J. Chromatogr. A 1569, 212-221 (2018). Presentation of a method for simultaneous determination of mono-, di-, oligo- and polysaccharides in food by HPTLC on silica gel with acetonitrile – water 4:1 containing 3.6 mM natural products reagent A in a single development. Use of the method for both, effective food screening and quantification for up to 20 samples in parallel on the same plate with good reproducibility of the separation at control of the layer activity, and with the determination coefficients of the calibration curves between 0.9980 and 0.9998. Test of the method with 4 different prebiotic food and 60 naturally degraded inulin samples proved its advantages of minimal sample preparation along with the determination of the intact inulin and FOS allowed the evaluation of the natural inulin degradation profile, as shown for naturally degraded inulin samples, and the method is robust and suitable for routine analysis, especially in food control, as well as might be of interest in other fields, e.g. plant breeding, edible insects, functional feed and metabolic processes.

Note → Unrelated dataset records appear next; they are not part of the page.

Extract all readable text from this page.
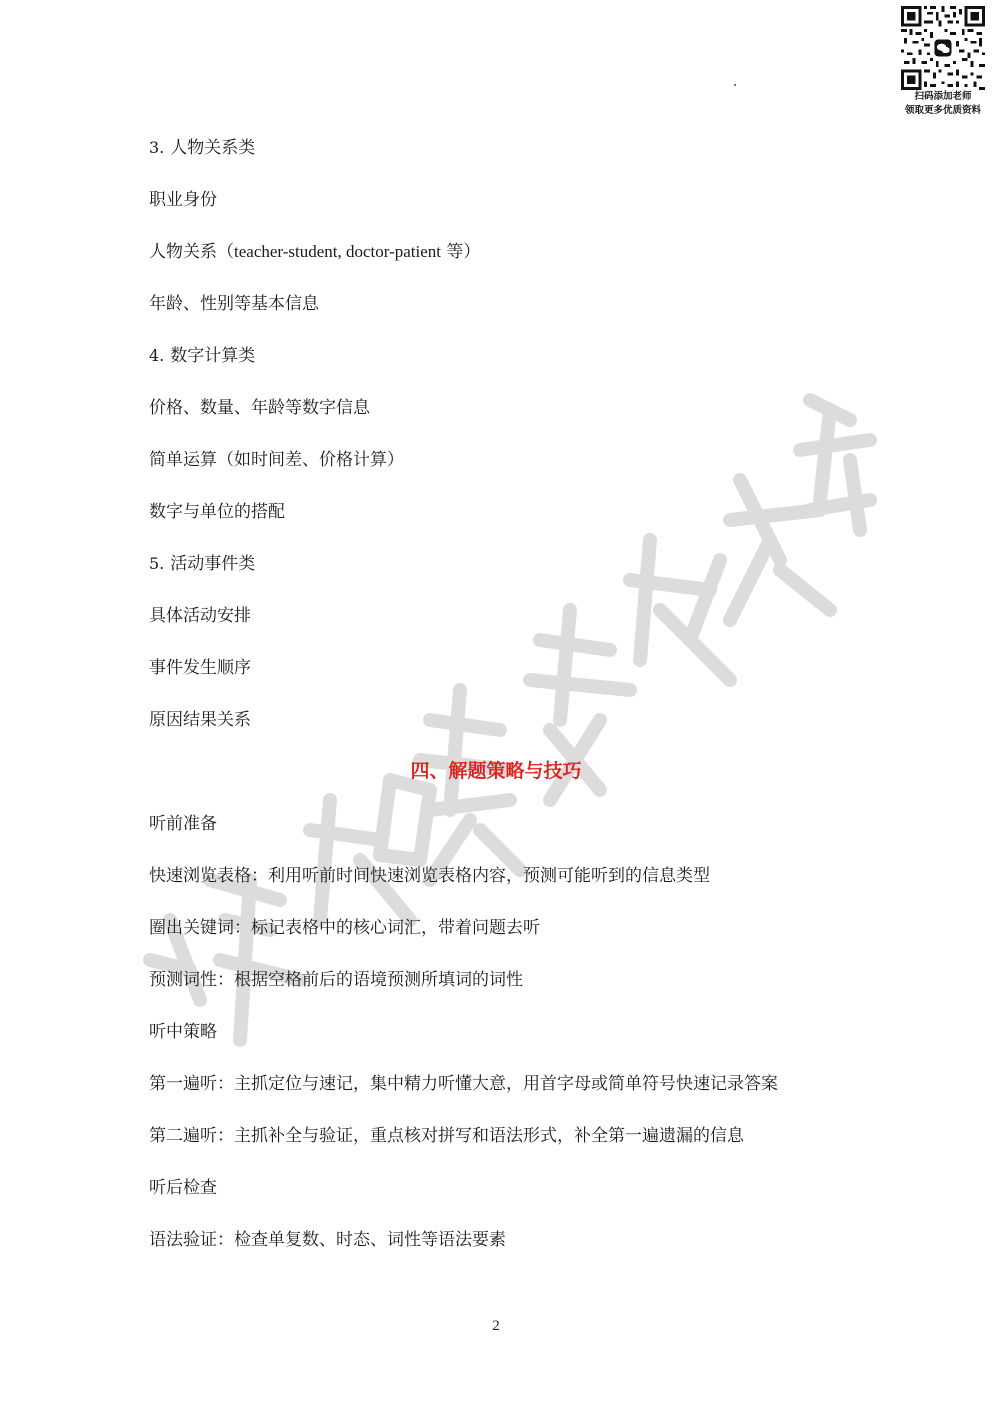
扫码添加老师
领取更多优质资料
3. 人物关系类
职业身份
人物关系（teacher-student, doctor-patient 等）
年龄、性别等基本信息
4. 数字计算类
价格、数量、年龄等数字信息
简单运算（如时间差、价格计算）
数字与单位的搭配
5. 活动事件类
具体活动安排
事件发生顺序
原因结果关系
四、解题策略与技巧
听前准备
快速浏览表格：利用听前时间快速浏览表格内容，预测可能听到的信息类型
圈出关键词：标记表格中的核心词汇，带着问题去听
预测词性：根据空格前后的语境预测所填词的词性
听中策略
第一遍听：主抓定位与速记，集中精力听懂大意，用首字母或简单符号快速记录答案
第二遍听：主抓补全与验证，重点核对拼写和语法形式，补全第一遍遗漏的信息
听后检查
语法验证：检查单复数、时态、词性等语法要素
2
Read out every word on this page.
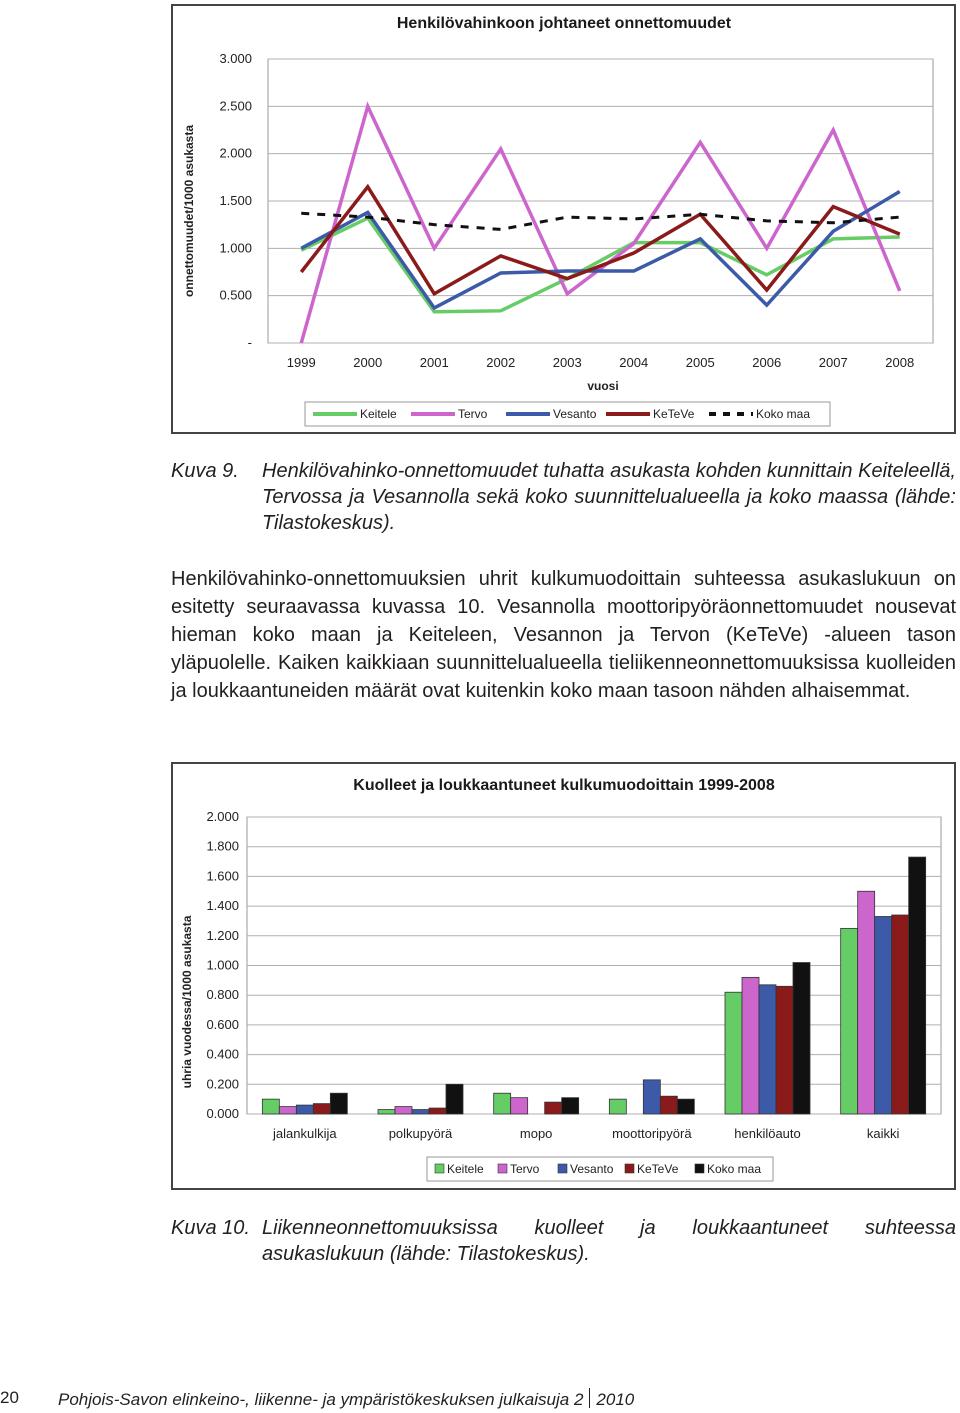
Henkilövahinkoon johtaneet onnettomuudet
-
0.500
1.000
1.500
2.000
2.500
3.000
1999	2000	2001	2002	2003	2004	2005	2006	2007	2008
onnettomuudet/1000 asukasta
vuosi
Keitele	Tervo	Vesanto	KeTeVe	Koko maa

Kuva 9. Henkilövahinko-onnettomuudet tuhatta asukasta kohden kunnittain Keiteleellä, Tervossa ja Vesannolla sekä koko suunnittelualueella ja koko maassa (lähde: Tilastokeskus).

Henkilövahinko-onnettomuuksien uhrit kulkumuodoittain suhteessa asukaslukuun on esitetty seuraavassa kuvassa 10. Vesannolla moottoripyöräonnettomuudet nousevat hieman koko maan ja Keiteleen, Vesannon ja Tervon (KeTeVe) -alueen tason yläpuolelle. Kaiken kaikkiaan suunnittelualueella tieliikenneonnettomuuksissa kuolleiden ja loukkaantuneiden määrät ovat kuitenkin koko maan tasoon nähden alhaisemmat.

Kuolleet ja loukkaantuneet kulkumuodoittain 1999-2008
0.000
0.200
0.400
0.600
0.800
1.000
1.200
1.400
1.600
1.800
2.000
jalankulkija	polkupyörä	mopo	moottoripyörä	henkilöauto	kaikki
uhria vuodessa/1000 asukasta
Keitele Tervo	Vesanto KeTeVe Koko maa

Kuva 10. Liikenneonnettomuuksissa kuolleet ja loukkaantuneet suhteessa asukaslukuun (lähde: Tilastokeskus).

20 Pohjois-Savon elinkeino-, liikenne- ja ympäristökeskuksen julkaisuja 2 2010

J. AOAC Int. 101, 1397-1401 (2018). HPTLC of sudan red dyes, namely Sudan orange G (1), Sudan red G (2), Sudan I (3), Sudan II (4), Sudan III (5) and Sudan IV (6) in spices and spice mixtures on RP-18 acetonitrile – methanol – aqueous ammonia solution (25 %) 40:9:1. Quantitative determination using a flatbed scanner with a 16-bit resolution. The hRF values for (1) to (6) were 54, 48, 57, 35, 26 and 17, respectively. Linearity was between 20 and 500 ng/zone for (1) to (6). LOD and LOQ were 17 and 35 ng/zone for (1), 11 and 21 ng/zone for (2), 14 and 31 ng/zone for (3), 12 and 24 ng/zone for (4), 18 and 42 ng/zone for (5) and 16 and 37 ng/zone for (6), respectively.

J. High Resol. Chromatogr. 7, 473-476 (1984). HPTLC of phospholipids on silica with chloroform - acetone - methanol - acetic acid - water 3:4:1:1:0.6. Detection by dipping into MnCl2-reagent and heating at 120 °C for 20 minutes, after cooling down dipping into paraffin-hexane 1:2 and drying. In situ fluorometry.

Proc. Intern. Symposium on TLC with special Emphasis on OPLC, Szeged, 24-25 (1984). HPTLC of papaverine hydrochloride on silica with diisopropyl ether - isooctane 1:1, diisopropyl ether - methanol 1:1. Quantification by fluorescence scanning (263 nm excitation).